Thursday, August 25, 2005

Franco Is the Answer to a Lot of Questions

If the trivia question begins, "Oldest major-league player to," the answer is probably Julio Franco. (Provided it's not a question about pitching, that is.)
Franco turned 47 Tuesday. When he broke into the major leagues with the Phillies in 1982, among his teammates were Steve Carlton, Pete Rose, and Gary Matthews. Carlton has been in the Hall of Fame for 11 years and Rose has been wishing he were there for even longer. Gary Matthews Jr. is in his seventh season as a major-leaguer.
Franco has been traded twice. The eight other players involved in those trades have been out of baseball for 10 years or more.
So far this season, he's appeared in 85 games for the Atlanta Braves and he's hitting .292. That's 23 points better than Gary Matthews Jr.
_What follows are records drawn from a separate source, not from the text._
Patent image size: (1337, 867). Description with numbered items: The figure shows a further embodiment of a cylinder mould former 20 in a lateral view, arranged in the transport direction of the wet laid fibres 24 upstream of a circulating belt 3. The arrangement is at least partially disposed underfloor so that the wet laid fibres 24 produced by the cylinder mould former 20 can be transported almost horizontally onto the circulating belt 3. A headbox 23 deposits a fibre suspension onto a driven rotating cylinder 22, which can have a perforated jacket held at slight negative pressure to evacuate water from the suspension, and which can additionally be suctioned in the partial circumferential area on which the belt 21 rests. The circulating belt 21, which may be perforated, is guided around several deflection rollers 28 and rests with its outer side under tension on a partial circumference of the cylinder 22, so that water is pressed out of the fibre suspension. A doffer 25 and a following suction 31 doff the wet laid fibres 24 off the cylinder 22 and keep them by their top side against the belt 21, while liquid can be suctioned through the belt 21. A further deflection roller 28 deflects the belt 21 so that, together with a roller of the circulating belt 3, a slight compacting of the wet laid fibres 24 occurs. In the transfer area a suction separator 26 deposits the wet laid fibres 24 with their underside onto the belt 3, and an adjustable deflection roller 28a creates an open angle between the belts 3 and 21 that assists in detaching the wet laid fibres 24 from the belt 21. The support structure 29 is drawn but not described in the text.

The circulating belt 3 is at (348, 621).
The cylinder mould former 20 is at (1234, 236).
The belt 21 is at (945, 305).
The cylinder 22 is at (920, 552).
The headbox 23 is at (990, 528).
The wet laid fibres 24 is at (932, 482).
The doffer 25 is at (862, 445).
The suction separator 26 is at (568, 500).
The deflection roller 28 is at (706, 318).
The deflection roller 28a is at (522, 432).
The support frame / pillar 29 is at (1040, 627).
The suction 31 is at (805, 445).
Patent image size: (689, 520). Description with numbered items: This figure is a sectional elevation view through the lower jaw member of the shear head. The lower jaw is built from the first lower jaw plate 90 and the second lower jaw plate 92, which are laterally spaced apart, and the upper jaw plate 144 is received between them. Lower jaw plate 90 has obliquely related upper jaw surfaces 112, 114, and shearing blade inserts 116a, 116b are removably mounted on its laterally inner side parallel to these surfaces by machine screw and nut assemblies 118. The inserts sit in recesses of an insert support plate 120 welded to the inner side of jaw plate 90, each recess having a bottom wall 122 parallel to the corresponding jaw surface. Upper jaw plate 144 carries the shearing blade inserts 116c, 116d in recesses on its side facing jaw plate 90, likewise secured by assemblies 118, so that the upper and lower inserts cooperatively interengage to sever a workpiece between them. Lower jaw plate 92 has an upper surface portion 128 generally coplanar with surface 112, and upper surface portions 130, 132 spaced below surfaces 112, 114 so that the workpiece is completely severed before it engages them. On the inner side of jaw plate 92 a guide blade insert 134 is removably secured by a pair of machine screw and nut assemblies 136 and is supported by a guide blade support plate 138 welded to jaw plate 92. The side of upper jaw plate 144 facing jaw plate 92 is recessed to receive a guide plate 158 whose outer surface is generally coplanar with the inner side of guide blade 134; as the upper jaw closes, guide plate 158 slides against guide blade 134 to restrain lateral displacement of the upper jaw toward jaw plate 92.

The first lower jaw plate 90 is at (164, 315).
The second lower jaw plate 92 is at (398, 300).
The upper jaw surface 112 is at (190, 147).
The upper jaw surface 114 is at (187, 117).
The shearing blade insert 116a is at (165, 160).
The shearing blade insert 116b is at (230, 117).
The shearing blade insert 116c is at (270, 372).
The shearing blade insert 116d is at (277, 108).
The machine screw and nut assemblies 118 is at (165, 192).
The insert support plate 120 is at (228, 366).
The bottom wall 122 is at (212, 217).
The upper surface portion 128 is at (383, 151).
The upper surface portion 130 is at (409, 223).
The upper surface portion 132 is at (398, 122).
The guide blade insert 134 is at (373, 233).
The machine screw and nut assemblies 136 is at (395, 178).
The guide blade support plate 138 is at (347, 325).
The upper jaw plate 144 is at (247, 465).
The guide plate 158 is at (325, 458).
He's the oldest starting position player in MLB history. He's the oldest player to get more than 50 hits in a season, the oldest to hit a grand slam home run, the oldest to hit a homer as a pinch-hitter, the oldest to hit more than home run in a game, and the oldest to have two stolen bases in a game.
If he hits another home run this season, he will become the oldest player to have 10 home runs in a season, as well as the oldest major-league player ever to hit one at all. The record is currently held by Jack Quinn, a pitcher who hit a home run four days before his 47th birthday.
Franco says he wants to play until he's 50. If he does, he'll have a shot at breaking another of Quinn's records: oldest player to appear in a World Series game. Of course, he'll need a little help from his teammates to break that one.